Has colonial education managed to produce the “mimic man” Macaulay wrote about in “Minute on Indian Education” in 1835:

“We must at present do our best to form a class who may be interpreters between us and the millions whom we govern; a class of persons, Indian (Zimbabwean) in blood and colour, but English in taste, in opinions, in moral, in intellect.”

There are millions of young Zimbabweans who are unemployed and looking for opportunities. Surely any one of them could have produced an equally analytical and incisive narrative as the one copied and pasted from the Daily Maverick.

I know Zimbabweans are opinionated people. And there is no shortage of critics who could have done a better job than the Daily Maverick. Let us not undermine our youth who are progressive and hungry for opportunities to shine.

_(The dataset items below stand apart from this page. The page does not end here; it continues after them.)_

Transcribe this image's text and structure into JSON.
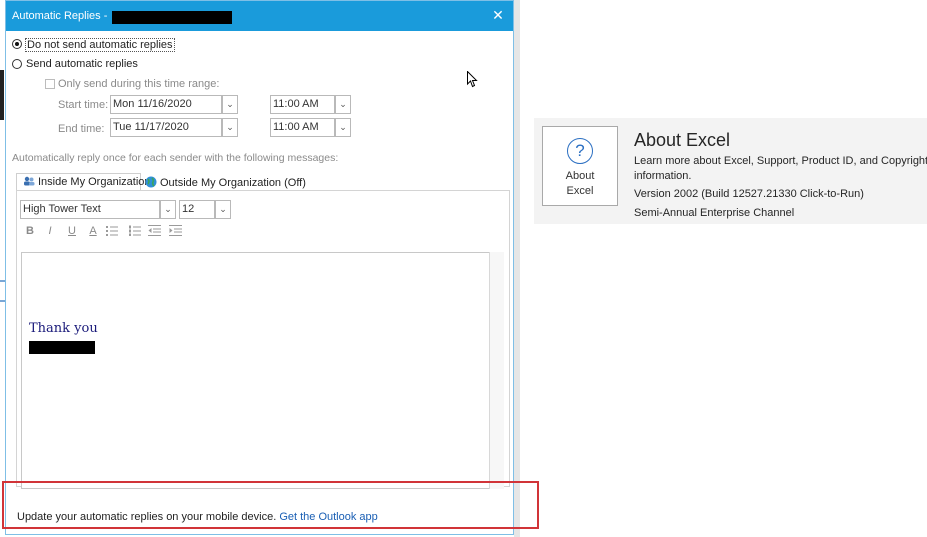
{
  "dialog": {
    "title": "Automatic Replies - ",
    "close_glyph": "✕",
    "radio_no_send": "Do not send automatic replies",
    "radio_send": "Send automatic replies",
    "only_send_label": "Only send during this time range:",
    "start_time_label": "Start time:",
    "end_time_label": "End time:",
    "start_date": "Mon 11/16/2020",
    "start_time": "11:00 AM",
    "end_date": "Tue 11/17/2020",
    "end_time": "11:00 AM",
    "instruction": "Automatically reply once for each sender with the following messages:",
    "tabs": [
      {
        "label": "Inside My Organization"
      },
      {
        "label": "Outside My Organization (Off)"
      }
    ],
    "font_name": "High Tower Text",
    "font_size": "12",
    "toolbar": {
      "bold": "B",
      "italic": "I",
      "underline": "U",
      "font_color": "A"
    },
    "message_text": "Thank you",
    "footer_text": "Update your automatic replies on your mobile device.",
    "footer_link": "Get the Outlook app"
  },
  "about": {
    "tile_label": "About Excel",
    "title": "About Excel",
    "description": "Learn more about Excel, Support, Product ID, and Copyright",
    "description_cont": "information.",
    "version": "Version 2002 (Build 12527.21330 Click-to-Run)",
    "channel": "Semi-Annual Enterprise Channel"
  },
  "colors": {
    "titlebar": "#1a9bdb",
    "highlight": "#d13438",
    "link": "#1a5fb4"
  }
}
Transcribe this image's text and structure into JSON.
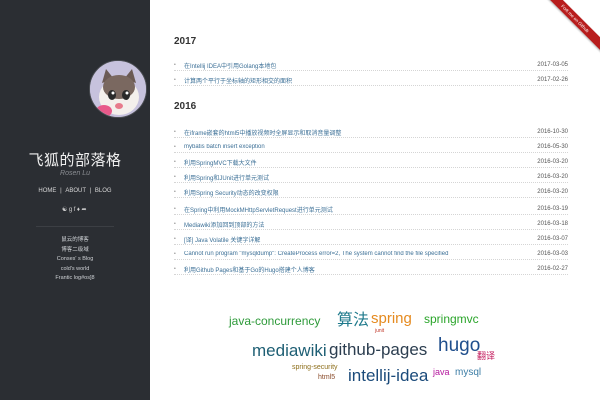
{
  "sidebar": {
    "title": "飞狐的部落格",
    "subtitle": "Rosen Lu",
    "nav": [
      "HOME",
      "ABOUT",
      "BLOG"
    ],
    "social_icons": [
      "github-icon",
      "google-plus-icon",
      "facebook-icon",
      "twitter-icon",
      "share-icon"
    ],
    "links": [
      "鼠云的博客",
      "博客二级域",
      "Conses' s Blog",
      "cold's world",
      "Frantic log#os]8"
    ]
  },
  "ribbon": {
    "label": "Fork me on Github"
  },
  "years": [
    {
      "year": "2017",
      "posts": [
        {
          "title": "在Intellij IDEA中引用Golang本地包",
          "date": "2017-03-05"
        },
        {
          "title": "计算两个平行于坐标轴的矩形相交的面积",
          "date": "2017-02-26"
        }
      ]
    },
    {
      "year": "2016",
      "posts": [
        {
          "title": "在iframe嵌套的html5中播放视频时全屏显示和取消音量调整",
          "date": "2016-10-30"
        },
        {
          "title": "mybatis batch insert exception",
          "date": "2016-05-30"
        },
        {
          "title": "利用SpringMVC下载大文件",
          "date": "2016-03-20"
        },
        {
          "title": "利用Spring和JUnit进行单元测试",
          "date": "2016-03-20"
        },
        {
          "title": "利用Spring Security动态的改变权限",
          "date": "2016-03-20"
        },
        {
          "title": "在Spring中利用MockMHttpServletRequest进行单元测试",
          "date": "2016-03-19"
        },
        {
          "title": "Mediawiki添加回到顶部的方法",
          "date": "2016-03-18"
        },
        {
          "title": "[译] Java Volatile 关键字详解",
          "date": "2016-03-07"
        },
        {
          "title": "Cannot run program \"mysqldump\": CreateProcess error=2, The system cannot find the file specified",
          "date": "2016-03-03"
        },
        {
          "title": "利用Github Pages和基于Go的Hugo搭建个人博客",
          "date": "2016-02-27"
        }
      ]
    }
  ],
  "tags": [
    {
      "text": "java-concurrency",
      "color": "#2e9a3a"
    },
    {
      "text": "算法",
      "color": "#1f7a8c"
    },
    {
      "text": "spring",
      "color": "#e58a1f"
    },
    {
      "text": "springmvc",
      "color": "#2aa52a"
    },
    {
      "text": "junit",
      "color": "#c0392b"
    },
    {
      "text": "mediawiki",
      "color": "#1e5f74"
    },
    {
      "text": "github-pages",
      "color": "#2c3e50"
    },
    {
      "text": "hugo",
      "color": "#1f4e8c"
    },
    {
      "text": "翻译",
      "color": "#c2185b"
    },
    {
      "text": "spring-security",
      "color": "#8d6e1a"
    },
    {
      "text": "html5",
      "color": "#8a4b2a"
    },
    {
      "text": "intellij-idea",
      "color": "#1a4a7a"
    },
    {
      "text": "java",
      "color": "#b5179e"
    },
    {
      "text": "mysql",
      "color": "#3d7ea6"
    }
  ]
}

imageOur media outlets must not be like the leaders of our political parties – deadwood – and unwilling to let fresh brains take over the hot seat when they are bereft of ideas and constantly looking towards others to do things they should be doing for themselves. Thinking is hard work! We haven’t acquitted ourselves well in this department despite our high literacy rates.

This lack of competency, technical skills and creativity has led to the demise of the Zimbabwean media. It surely needs more than the spiritual miracles of our Pentecostal prophets to resurrect it from the dead.

It seems we need a dose of Frantz Fanon’s prescription to rid our minds of the germs left behind by colonialism, “for ourselves and for humanity, comrades, we must make a new start, develop a new way of thinking, and endeavour to create a new man”.